The NAHS has been developed for a young population with orthopedic, non arthritic hip pain and not specifically for patients undergoing hip arthroscopy, like the HOS [12]. Therefore, the NAHS may be a more generalisable questionnaire, but less specific for hip arthroscopy patients. Studies investigating the HOS excluded subjects that could not answer a certain amount of questions, which could lead to bias [22, 23]. Furthermore, the HOS has a sports subscale which may fit an athletic population but may not be appropriate for individuals with slight degenerative conditions undergoing hip arthroscopy [12]. These two disadvantages may compromise the reliability and validity of the HOS. Evidence for the support of the NAHS as well as the HOS can be found in other systematic reviews [1214]. Baldwin et al. [12] performed a review concerning the outcomes of hip arthroscopy for the treatment of FAI and concluded that the NAHS was the most suitable scale for evaluating FAI. However, the quality assessment in this article was performed based on the authors experience and preference.

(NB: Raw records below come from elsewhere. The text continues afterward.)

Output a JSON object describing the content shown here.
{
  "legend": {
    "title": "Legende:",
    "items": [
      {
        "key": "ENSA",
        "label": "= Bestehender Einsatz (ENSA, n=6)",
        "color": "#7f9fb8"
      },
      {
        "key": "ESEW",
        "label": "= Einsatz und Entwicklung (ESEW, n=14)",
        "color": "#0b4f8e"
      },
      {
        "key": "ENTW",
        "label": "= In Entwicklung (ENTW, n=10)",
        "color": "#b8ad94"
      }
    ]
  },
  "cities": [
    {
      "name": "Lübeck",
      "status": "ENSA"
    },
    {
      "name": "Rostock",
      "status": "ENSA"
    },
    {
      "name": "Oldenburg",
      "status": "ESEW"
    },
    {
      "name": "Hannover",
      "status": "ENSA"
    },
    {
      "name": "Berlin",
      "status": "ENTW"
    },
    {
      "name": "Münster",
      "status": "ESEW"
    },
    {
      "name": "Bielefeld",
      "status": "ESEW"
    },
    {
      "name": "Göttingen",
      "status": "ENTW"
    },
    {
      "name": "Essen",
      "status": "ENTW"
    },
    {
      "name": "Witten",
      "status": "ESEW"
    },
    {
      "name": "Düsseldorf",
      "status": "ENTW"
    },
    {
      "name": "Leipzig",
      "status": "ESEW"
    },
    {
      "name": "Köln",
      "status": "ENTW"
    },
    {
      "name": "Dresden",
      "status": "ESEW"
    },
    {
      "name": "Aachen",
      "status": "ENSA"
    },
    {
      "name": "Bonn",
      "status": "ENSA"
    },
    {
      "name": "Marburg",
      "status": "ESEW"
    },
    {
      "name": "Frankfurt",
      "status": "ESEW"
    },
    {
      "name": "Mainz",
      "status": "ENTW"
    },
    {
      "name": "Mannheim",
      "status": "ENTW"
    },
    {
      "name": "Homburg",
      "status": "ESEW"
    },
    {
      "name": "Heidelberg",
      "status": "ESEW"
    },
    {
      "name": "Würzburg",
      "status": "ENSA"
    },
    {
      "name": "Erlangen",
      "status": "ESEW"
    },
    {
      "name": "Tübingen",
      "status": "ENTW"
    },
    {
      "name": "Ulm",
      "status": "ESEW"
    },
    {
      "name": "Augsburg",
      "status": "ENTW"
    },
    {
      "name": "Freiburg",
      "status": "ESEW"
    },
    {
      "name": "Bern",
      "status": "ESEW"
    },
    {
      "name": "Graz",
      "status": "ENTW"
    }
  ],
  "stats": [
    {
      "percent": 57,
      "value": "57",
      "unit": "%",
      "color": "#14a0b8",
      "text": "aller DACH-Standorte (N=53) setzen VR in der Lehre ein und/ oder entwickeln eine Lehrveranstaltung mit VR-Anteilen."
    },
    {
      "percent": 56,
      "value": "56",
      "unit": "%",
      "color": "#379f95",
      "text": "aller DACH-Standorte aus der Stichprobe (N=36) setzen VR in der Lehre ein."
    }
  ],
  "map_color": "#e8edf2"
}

The HOS was found the best in the assessment performed by Schenker et al.[13] and Thorborg et al. [14]. Yet, Schenker et al. [13] did not define the search strategy nor the identified questionnaires and the methods on which they based their quality assessment. Thorborg et al. [14] used only the amount of measurement properties per questionnaire and not the quality of the articles investigating it. Further, they used the criteria stated by Terwee et al. [17] for the evaluation of measurement properties of PRO questionnaires in hip arthroscopy patients, but found different results due to interpretation differences. This was foreseen by Terwee et al. [17] who stated that at least the criteria list would separate poor from good quality questionnaires. Based on this separation our review stated the MHHS to be of moderate quality and the NAHS and HOS to be of better quality. Thorborg et al. [14] stated the HOS to be of good quality.

The COSMIN list we used in this review was recently developed. At present no other checklists for the assessment of articles on the methodological quality of questionnaires are available [15, 16, 19]. There is also no list that scores both the quality of the questionnaires and the quality of the studies investigating the questionnaires [15]. Therefore, a combination of the list by Terwee et al. [17] and the COSMIN list has been recommended in assessing the quality of questionnaires [15]. Using these two lists we concluded that the NAHS is the best quality questionnaire, but the quality of the articles describing the HOS is higher. The quality of a systematic review depends on the quality of the studies included. A limitation of this study is the small number of questionnaires as well as the small number of studies that could be included. More rigorous studies to determine which score is most valid and reliable are necessary to provide a conclusive recommendation.

Conclusions

This systematic review shows that there is no conclusive evidence for the use of a single patient-reported outcome questionnaire in the evaluation of patients undergoing hip arthroscopy. A limitation of this study is the small number of studies that could be included. Based on available psychometric evidence we recommend using a combination of the NAHS and the HOS for patients undergoing hip arthroscopy. In order to provide a conclusive recommendation more studies on the validity and reliability of these questionnaires are warranted.